Proposed routes of small-bowel metastasis include hematogenous and lymphatic spread as well as peritoneal dissemination. In our case, the absence of peritoneal carcinomatosis favored hematogenous or lymphatic routes. The presence of mesenteric lymph-node metastases adjacent to the jejunal lesion suggests lymphatic involvement; however, localized nodal enlargement does not exclude a hematogenous route.
The oncologic value of mesenteric lymph-node dissection remains uncertain.
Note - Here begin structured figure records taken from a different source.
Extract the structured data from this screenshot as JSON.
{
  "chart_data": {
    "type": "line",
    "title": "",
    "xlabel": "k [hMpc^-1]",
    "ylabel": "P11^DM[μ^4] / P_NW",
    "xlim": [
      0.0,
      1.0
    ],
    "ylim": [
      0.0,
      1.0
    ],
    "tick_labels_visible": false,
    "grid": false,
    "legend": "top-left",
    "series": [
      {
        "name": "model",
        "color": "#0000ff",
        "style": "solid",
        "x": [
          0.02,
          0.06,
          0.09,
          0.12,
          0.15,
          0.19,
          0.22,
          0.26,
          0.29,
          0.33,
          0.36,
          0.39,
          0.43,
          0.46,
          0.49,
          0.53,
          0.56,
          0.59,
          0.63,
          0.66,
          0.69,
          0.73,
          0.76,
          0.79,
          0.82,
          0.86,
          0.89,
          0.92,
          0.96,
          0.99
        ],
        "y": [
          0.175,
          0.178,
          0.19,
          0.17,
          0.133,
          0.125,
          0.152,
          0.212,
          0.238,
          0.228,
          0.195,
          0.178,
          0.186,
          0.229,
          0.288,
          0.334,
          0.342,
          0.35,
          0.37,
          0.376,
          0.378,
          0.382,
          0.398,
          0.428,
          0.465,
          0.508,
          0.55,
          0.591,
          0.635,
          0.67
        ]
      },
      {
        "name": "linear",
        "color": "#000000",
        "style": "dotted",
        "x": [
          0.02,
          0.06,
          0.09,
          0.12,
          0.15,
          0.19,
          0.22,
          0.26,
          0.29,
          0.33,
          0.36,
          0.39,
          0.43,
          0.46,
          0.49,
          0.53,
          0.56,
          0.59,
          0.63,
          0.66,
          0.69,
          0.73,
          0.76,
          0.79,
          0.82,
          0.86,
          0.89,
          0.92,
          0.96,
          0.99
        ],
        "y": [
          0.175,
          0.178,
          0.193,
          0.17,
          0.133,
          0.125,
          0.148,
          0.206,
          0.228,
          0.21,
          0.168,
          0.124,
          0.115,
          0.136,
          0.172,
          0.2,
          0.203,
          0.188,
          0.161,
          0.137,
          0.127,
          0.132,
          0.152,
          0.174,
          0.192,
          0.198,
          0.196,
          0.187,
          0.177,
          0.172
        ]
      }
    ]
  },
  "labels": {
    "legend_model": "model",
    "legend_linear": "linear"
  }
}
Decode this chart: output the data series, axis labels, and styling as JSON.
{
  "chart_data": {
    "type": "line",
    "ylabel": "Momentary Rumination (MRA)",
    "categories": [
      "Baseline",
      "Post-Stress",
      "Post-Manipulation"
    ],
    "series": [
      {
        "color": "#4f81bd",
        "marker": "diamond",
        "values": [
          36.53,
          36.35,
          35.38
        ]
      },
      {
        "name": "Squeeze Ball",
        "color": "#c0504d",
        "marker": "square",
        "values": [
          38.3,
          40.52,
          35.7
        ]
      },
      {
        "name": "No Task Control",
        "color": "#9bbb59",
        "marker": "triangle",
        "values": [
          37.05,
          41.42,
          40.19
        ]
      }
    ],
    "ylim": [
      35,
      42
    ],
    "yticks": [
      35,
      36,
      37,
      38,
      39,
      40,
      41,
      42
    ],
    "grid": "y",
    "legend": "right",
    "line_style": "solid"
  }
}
Among the nine published cases, lymph-node metastases were documented in three, including ours. Given the overall poor prognosis of MPM, the primary aims of surgery are symptom control (bleeding/obstruction) and definitive diagnosis. Lymph-node dissection may be reserved for patients with radiologically enlarged nodes or when preoperative distinction from primary small-bowel cancer is difficult—as in our case—and when the additional operative risk is acceptable.
At the time of resection, the tumor immunophenotype showed broad-spectrum cytokeratin positivity with CEA/BerEP4 negativity; calretinin and WT-1 were equivocal (focal/weak), which limits pathologic certainty. Where available, ancillary markers such as BAP1/MTAP and p16 FISH can support the diagnosis. In our case, BAP1/MTAP immunostaining and p16 FISH were not performed because of limited institutional availability; thus, the diagnosis relied on clinicopathological correlation, and a degree of diagnostic uncertainty remains. Notably, the immunophenotype of the jejunal lesion differed from that of the primary tumor, which may reflect spatial/clonal heterogeneity across tumor sites.
Although prolonged immune-checkpoint inhibition has been hypothesized to influence tumor morphology or antigen expression, the evidence is limited and causality cannot be established. An alternative—and potentially more likely—interpretation is that durable disease control and prolonged survival with nivolumab may have unmasked an uncommon metastatic site that might not have become clinically apparent in earlier eras with shorter survival. From a practical standpoint, this case highlights that rare metastatic presentations may be encountered more frequently among long-term survivors treated with ICIs, and new gastrointestinal symptoms such as abdominal pain, melena, or anemia should prompt timely evaluation even when the primary pleural lesion appears stable. In the ICI era, surgeons should be aware that such atypical metastatic presentations may require prompt surgical consultation for definitive diagnosis and symptom control.
CONCLUSIONS
In MPM patients receiving ICI therapy, unexplained abdominal pain or gastrointestinal bleeding should prompt comprehensive gastrointestinal evaluation, including small-bowel assessment. When a resectable lesion is identified, surgical resection provides reliable symptom control and a definitive diagnosis, thereby supporting subsequent treatment planning.